Most of us shutter a bit to the sound of the word "fats", but not all fats need to always be avoided. Omega-3 Fatty Acids are healthy, polyunsaturated fats that help the cells in your body function they way they should. They help support interactions between cells and provide structure between your cells. Your body can not produce as much Omega-3 as it needs and thats why we supplement with foods!
- Why do we need it? Omega-3 acids, as well as improving cell health, help lower triglyceride levels, decreasing your risk of heart disease and strokes. Omega-3s can also help in raising your HDL (good) cholesterol and lowering your blood pressure.
- Am I missing it? It doesn't take much to get enough Omega-3. just 8 ounces of fatty fish a week will give you the 250-500mg of Omega-3 you need.
- What happens if we are deficient? If you are deficient in Omega-3, you will often have skin irritation and dryness. A lack of Omega-3 can also cause depression. Too much Omega-3 can be harmful as well, and can lead to blood thinning or excessive bleeding.
- Where do I get it? Certain fatty fish (Mackerel, Salmon, Herring, Anchovy, Salmon), ground Flaxseed, Walnuts, Edamame
Recipes:
Omega 3 Oatmeal (grapefruitkitchen.com)
- 1/2 cup Dry Rolled Oats
- 1 tablespoon ground Flax Seed
- 1 tablespoon Pepitas
- 1 teaspoon Chia Seeds
- 2 tablespoons Maple Syrup
- 1 cup Nondairy Milk of choice
- 1 cup Fruit of choice
In sauce pan or microwave safe bowl, add dry oats, flax seed, pepitas, chia seeds, maple syrup, and nondairy milk. Heat until all the liquid is absorbed. If desired you can add more milk or use water to make oatmeal thinner.
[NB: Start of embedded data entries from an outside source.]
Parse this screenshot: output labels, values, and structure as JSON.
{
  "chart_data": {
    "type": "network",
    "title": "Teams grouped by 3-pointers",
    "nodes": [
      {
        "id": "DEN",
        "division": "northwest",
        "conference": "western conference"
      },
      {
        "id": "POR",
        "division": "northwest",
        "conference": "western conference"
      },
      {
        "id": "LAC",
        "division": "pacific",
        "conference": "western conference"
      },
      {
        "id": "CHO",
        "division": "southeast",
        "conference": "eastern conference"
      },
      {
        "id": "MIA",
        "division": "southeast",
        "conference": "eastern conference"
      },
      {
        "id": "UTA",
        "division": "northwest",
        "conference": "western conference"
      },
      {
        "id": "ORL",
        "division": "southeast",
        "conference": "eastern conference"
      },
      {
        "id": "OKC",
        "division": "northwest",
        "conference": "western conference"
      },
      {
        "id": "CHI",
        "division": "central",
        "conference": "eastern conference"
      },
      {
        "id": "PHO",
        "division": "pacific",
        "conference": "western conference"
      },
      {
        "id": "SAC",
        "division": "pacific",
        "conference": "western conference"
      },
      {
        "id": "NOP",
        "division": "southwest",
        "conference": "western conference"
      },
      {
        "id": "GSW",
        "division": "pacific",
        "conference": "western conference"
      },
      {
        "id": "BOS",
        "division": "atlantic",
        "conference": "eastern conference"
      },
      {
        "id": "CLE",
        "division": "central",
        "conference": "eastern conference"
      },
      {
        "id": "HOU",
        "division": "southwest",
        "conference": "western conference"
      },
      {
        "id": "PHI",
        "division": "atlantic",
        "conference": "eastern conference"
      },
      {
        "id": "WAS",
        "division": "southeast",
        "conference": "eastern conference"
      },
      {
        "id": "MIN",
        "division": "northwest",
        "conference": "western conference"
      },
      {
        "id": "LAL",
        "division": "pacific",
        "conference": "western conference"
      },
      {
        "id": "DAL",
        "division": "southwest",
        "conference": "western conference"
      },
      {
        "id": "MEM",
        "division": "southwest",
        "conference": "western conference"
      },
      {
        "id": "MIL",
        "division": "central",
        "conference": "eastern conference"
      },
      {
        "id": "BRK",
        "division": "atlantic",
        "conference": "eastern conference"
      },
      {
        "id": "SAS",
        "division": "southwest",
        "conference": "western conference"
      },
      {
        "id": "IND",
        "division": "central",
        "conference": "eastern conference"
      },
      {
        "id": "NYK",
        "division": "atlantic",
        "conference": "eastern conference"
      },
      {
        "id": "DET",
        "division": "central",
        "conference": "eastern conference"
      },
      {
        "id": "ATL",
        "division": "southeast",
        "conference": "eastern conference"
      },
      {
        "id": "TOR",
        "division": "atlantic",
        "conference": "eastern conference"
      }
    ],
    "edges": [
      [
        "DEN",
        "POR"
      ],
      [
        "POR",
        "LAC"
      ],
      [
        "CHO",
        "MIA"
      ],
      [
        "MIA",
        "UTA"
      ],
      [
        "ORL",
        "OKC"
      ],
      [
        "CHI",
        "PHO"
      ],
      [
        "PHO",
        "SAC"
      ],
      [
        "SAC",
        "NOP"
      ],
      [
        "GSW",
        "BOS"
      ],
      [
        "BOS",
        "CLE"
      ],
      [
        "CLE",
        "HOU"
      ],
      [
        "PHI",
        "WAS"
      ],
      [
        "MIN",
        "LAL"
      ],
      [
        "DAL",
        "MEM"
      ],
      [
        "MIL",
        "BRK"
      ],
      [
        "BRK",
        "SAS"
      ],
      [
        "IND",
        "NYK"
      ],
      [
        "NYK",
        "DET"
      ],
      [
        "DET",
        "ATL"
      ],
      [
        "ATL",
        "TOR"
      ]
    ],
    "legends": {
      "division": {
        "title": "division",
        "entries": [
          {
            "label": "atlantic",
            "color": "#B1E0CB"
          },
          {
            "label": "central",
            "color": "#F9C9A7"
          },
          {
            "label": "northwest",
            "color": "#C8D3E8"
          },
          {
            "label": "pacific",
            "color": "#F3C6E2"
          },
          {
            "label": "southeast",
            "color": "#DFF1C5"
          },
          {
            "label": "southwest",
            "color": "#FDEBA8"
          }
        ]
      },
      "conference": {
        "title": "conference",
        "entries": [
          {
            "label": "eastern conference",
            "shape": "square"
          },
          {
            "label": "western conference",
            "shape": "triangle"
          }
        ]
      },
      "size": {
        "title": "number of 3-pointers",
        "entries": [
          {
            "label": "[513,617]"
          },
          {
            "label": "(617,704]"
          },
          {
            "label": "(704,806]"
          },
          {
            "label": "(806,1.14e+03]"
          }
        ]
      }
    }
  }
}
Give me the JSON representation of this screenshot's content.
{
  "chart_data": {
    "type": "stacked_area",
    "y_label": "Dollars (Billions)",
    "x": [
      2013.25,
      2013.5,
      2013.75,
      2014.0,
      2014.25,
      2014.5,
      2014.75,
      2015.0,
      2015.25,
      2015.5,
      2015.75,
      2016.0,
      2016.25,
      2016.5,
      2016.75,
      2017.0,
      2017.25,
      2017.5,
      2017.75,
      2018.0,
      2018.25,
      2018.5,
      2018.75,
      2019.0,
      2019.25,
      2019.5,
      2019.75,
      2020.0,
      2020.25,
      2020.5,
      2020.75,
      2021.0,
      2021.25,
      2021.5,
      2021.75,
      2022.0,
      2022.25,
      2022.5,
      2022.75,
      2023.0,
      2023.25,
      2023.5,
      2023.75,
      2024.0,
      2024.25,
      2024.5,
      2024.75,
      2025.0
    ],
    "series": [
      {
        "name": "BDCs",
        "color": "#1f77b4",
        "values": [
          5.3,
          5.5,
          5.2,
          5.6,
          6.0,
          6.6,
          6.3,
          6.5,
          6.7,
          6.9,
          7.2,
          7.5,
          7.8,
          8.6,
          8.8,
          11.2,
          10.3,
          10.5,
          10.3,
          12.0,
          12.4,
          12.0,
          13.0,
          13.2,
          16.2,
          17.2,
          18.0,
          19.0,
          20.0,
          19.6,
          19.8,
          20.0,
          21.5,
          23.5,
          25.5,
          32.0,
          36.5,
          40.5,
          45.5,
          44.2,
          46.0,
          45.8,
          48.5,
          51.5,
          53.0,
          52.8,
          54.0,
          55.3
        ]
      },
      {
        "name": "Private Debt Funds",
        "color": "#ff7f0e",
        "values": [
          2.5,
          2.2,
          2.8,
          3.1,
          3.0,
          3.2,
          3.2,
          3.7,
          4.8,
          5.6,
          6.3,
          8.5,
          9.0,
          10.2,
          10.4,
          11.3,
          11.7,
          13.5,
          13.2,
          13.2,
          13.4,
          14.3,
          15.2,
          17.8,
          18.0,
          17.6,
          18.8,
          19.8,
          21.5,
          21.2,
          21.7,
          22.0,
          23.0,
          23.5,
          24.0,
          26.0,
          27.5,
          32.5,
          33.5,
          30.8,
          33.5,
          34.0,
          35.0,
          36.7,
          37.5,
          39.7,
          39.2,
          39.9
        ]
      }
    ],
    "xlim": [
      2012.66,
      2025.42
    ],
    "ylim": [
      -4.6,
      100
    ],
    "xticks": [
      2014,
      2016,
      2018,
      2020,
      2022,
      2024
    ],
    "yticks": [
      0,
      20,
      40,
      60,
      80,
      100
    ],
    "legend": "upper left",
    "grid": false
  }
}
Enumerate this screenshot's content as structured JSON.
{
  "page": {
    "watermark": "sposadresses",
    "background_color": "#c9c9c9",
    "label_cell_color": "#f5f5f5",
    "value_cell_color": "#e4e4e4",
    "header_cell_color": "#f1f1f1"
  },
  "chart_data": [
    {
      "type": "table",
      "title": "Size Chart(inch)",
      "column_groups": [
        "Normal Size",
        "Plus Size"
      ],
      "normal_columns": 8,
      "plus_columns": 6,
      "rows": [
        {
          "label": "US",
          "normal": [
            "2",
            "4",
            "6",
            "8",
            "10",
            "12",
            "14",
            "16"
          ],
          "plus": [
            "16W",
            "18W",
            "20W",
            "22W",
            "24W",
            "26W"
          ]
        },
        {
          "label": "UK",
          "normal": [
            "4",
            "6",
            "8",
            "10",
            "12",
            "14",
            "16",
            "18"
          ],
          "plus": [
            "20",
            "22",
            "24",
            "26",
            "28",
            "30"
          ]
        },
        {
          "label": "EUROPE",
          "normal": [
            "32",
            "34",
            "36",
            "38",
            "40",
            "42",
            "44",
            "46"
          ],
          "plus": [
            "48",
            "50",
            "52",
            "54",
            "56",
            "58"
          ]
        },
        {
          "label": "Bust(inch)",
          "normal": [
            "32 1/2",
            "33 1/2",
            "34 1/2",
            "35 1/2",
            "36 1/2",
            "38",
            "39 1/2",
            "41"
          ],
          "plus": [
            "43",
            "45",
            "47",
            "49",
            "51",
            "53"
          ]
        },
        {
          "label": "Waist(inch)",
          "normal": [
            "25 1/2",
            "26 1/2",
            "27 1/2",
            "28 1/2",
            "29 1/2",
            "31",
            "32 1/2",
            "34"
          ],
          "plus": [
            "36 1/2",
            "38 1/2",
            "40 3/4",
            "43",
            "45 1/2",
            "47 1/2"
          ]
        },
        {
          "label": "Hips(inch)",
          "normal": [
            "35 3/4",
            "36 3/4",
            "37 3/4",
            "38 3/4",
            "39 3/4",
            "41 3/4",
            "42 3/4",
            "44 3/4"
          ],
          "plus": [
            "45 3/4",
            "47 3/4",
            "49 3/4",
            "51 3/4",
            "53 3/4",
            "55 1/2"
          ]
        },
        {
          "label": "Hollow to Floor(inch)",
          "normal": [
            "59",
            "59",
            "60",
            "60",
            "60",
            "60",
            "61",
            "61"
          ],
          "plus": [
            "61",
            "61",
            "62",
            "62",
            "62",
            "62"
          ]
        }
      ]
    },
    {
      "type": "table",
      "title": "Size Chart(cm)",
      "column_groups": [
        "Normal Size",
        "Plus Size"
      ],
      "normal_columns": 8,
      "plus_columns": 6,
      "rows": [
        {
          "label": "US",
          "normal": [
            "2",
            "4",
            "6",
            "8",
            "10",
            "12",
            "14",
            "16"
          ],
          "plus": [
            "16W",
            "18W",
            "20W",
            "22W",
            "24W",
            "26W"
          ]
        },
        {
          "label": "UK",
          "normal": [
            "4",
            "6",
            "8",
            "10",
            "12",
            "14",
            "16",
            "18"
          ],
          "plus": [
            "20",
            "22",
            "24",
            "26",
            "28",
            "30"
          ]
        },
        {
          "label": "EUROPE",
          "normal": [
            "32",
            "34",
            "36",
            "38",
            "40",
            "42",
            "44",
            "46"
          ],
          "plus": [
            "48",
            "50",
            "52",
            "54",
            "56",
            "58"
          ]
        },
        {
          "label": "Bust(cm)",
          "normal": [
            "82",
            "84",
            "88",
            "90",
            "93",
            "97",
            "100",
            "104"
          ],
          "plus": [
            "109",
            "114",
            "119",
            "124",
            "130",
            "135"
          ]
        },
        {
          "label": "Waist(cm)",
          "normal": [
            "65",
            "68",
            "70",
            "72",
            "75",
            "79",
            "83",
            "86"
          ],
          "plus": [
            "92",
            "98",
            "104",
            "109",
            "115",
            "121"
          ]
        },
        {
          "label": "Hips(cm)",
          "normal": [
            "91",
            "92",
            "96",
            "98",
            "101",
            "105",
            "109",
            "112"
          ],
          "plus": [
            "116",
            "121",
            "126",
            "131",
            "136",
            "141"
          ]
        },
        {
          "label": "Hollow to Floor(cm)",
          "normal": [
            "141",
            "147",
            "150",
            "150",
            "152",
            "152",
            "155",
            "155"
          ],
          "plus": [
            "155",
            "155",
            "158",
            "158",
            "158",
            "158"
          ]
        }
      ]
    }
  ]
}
While oatmeal is cooking, prep the fruit you wish to top with. I am using banana, blueberries, and frozen raspberries!
Once oatmeal is to your preferred consistency, top with fruit of choice and serve!
Lemon Walnut Hemp Crusted Salmon (kerriaxelrod.com)
- 2 tablespoons Manitoba Hemp Hearts
- 3 tablespoons Walnuts
- Kosher Salt and Freshly Ground Black Pepper
- 1 Lemon, halved
- 16-ounce, wild caught Salmon
- 3 teaspoons Bulletproof Ghee, divided
- Pre-heat oven to 400 degrees and pulse walnuts in a food processor until finely ground
- In a small bowl combine pulsed walnuts, hemp hearts and salt and pepper
- Place the salmon on a piece of parchment paper and squeeze half a lemon over the top; melt 1 tsp ghee and drizzle on top
- Sprinkle the hemp hearts and walnut mixture onto the salmon and press it down to form a crust
- In a cast-iron skillet, melt about 2 tsp ghee; add skin-on salmon fillet with the skin side down
- Cook for 3 minutes over high heat to brown the skin, spooning some of the melted ghee over the top of the fish as it cooks
- Transfer the pan to oven; roast until fish is just cooked through (approximately 8 to 10 minutes)
Tuna Piccata Toast (livebest.info)
- 4 slices thick-cut Bread, toasted
- 1 5-ounce can Tuna, drained
- 1 tablespoon Capers, chopped
- 1 teaspoon Lemon Juice
- 1 teaspoon Olive Oil
- 1/2 teaspoon Dijon Mustard
- 1/4 teaspoon Lemon Zest
- 1/4 teaspoon Dried Onion
Mix tuna, capers, lemon juice, olive oil, mustard, lemon zest and onion lightly with a fork. Spread on bread. Eat it cold, room temp or warm in the oven.